With cases surging this year, the Imperial Magical Security Bureau had started putting bounties on beasts and granting extermination rights to individual mages.

At first glance, it seemed like a feasible response….

But it wasn't yet at the point where they needed to outsource to civilians en masse.

The reason the Bureau delegated 'cleanup' rights to individuals was their judgment that they couldn't waste elite personnel on such trivia.

'That's how the protagonist gets to step in.'

Anyway, two things to note here.

'Bounties on magical beasts with extermination rights to individual mages,' 'protagonist forging his identity.'

Perfect situation.

But with most imperials knowing my name, acting openly would be insane—suicidal.

Which brought attention back to how rotten the Bureau was.

They offered decent bounties per beast, but set local office operating budgets to disastrously low levels.

After maintenance costs, all you got was activity stipend level.

'They never intended to properly hire people to begin with.'

The Bureau absurdly assumed villagers would roll up their sleeves and run the offices for free since it was their village.

So, how things proceeded was obvious.

In the story, the protagonist flashes a forged ID and passes in 10 seconds flat.
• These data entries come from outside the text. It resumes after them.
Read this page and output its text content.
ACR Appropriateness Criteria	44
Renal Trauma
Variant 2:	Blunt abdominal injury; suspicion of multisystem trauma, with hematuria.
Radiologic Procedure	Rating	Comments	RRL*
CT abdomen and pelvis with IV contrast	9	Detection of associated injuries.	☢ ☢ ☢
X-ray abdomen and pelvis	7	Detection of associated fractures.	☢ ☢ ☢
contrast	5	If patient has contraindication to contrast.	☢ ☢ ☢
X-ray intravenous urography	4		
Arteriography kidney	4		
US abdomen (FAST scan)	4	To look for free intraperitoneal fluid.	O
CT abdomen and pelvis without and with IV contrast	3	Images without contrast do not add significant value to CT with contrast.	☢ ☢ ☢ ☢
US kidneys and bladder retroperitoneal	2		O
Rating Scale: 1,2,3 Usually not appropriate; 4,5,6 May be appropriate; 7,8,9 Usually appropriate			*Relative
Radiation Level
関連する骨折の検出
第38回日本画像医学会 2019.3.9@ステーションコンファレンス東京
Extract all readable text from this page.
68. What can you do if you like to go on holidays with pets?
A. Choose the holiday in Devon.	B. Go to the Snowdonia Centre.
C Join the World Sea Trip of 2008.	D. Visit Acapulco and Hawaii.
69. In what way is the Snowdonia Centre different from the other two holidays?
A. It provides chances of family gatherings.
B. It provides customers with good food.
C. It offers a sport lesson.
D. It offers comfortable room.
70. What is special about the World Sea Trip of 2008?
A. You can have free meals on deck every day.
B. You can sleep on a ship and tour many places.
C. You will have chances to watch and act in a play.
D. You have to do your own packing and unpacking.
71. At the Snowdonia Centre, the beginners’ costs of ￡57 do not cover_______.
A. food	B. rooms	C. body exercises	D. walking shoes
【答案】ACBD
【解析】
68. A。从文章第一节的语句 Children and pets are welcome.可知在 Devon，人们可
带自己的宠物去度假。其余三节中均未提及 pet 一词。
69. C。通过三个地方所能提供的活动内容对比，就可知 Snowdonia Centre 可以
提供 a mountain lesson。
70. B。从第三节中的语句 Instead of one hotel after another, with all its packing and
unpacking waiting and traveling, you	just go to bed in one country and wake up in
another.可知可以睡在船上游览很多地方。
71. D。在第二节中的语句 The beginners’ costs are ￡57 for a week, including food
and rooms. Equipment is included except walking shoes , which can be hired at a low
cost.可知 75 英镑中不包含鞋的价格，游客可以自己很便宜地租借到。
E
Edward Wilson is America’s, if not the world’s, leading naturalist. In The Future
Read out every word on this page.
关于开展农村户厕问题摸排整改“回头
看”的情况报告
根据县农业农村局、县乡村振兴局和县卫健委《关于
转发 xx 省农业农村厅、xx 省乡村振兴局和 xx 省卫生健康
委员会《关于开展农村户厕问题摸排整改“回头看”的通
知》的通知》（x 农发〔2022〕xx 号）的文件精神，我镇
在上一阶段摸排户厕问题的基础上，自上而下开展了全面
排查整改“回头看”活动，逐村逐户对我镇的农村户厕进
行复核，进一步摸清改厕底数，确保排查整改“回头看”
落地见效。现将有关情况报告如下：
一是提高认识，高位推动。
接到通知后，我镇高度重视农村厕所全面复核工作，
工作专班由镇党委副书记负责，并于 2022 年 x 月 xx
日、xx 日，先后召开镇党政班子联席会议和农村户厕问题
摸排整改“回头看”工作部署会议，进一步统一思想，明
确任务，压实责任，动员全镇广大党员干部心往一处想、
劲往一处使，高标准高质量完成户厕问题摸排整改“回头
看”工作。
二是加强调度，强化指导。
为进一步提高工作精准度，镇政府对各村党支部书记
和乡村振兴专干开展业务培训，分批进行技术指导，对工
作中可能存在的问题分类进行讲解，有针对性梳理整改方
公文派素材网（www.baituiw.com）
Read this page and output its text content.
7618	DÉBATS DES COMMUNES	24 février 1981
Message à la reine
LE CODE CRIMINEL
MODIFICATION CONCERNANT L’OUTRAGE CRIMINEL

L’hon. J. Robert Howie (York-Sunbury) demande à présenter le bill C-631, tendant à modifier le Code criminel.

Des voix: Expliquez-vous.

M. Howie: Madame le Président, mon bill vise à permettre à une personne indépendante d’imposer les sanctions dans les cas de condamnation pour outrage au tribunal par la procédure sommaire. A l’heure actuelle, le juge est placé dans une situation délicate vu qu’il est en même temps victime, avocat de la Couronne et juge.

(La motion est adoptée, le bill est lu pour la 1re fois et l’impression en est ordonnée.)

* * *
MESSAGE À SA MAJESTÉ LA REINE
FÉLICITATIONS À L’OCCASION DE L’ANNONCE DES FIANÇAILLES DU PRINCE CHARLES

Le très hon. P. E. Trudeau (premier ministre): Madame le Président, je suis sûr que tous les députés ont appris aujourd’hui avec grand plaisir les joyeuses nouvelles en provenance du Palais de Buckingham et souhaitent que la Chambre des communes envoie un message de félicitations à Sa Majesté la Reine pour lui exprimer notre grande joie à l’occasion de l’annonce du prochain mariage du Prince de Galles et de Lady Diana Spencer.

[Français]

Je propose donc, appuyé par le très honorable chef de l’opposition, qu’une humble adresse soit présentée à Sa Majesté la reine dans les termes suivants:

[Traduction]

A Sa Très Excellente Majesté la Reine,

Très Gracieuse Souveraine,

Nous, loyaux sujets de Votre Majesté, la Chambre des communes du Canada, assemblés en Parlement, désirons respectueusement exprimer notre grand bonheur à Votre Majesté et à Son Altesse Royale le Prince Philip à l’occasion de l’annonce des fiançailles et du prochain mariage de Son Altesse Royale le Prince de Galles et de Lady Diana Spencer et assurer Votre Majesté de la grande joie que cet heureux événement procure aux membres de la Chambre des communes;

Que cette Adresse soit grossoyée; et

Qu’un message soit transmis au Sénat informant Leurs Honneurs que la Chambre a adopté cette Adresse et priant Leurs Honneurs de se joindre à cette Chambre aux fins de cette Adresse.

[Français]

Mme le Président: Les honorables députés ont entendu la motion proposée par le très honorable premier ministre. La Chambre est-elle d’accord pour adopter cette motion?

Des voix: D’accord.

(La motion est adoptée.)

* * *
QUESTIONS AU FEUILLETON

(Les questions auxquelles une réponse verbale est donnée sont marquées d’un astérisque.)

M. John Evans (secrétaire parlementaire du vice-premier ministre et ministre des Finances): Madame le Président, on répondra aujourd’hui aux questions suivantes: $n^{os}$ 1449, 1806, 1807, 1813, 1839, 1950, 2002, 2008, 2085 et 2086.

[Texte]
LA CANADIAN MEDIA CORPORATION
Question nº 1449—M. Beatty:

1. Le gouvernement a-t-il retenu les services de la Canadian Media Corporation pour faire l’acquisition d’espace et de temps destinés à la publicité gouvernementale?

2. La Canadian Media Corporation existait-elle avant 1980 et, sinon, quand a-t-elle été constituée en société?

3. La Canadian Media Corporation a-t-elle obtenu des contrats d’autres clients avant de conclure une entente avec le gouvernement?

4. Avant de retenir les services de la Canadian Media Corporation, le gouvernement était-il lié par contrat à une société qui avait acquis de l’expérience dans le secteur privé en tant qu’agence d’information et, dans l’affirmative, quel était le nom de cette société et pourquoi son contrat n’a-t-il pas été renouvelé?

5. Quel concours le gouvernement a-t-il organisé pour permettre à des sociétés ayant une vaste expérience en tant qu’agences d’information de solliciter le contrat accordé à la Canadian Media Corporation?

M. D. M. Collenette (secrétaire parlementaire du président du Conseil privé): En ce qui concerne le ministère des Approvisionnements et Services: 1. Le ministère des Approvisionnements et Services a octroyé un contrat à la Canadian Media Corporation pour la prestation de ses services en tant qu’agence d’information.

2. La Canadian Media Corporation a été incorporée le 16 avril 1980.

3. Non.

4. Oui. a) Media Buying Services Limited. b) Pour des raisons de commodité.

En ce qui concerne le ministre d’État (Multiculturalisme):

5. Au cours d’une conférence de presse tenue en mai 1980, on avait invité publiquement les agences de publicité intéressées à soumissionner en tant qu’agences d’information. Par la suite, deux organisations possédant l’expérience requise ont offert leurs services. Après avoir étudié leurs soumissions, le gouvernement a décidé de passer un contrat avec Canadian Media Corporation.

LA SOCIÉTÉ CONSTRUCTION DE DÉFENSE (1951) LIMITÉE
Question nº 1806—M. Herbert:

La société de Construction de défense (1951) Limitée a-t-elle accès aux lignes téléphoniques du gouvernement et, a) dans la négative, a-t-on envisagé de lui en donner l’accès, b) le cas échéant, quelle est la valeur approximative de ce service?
No holding the ID, no cross-checking registry names.

It stuck in my memory because the protagonist was so dumbfounded.

As a reader back then, not just the protagonist but my own jaw dropped at the processing, but now….

'A fine situation.'

* * *

"Yeah, borrowing the power of tools is smart. What's your budget?"

I arrived at the training ground and shared future plans, and Leo nodded while stroking his chin.

Wondering if he'd make a list himself, he pulled paper and pen from his bag and sat on the training ground floor.

"Haven't fixed it—thinking flexibly based on earnings."

"Flexibly… huh?"

"All my money's in the bank right now, so withdrawing's tricky. That's why I have an idea."

"What're you short on?"

"Didn't say I was short. Anyway, long story short, no cash…. How long do I have to say this out of my own mouth?"

I smiled at Leo.

Leo grinned soullessly, face full of confusion.

'He gets it, but I haven't properly explained yet.'

I pulled a thick stack of papers from my bag and spoke seriously.

"Listen till the end. Of course I have a plan."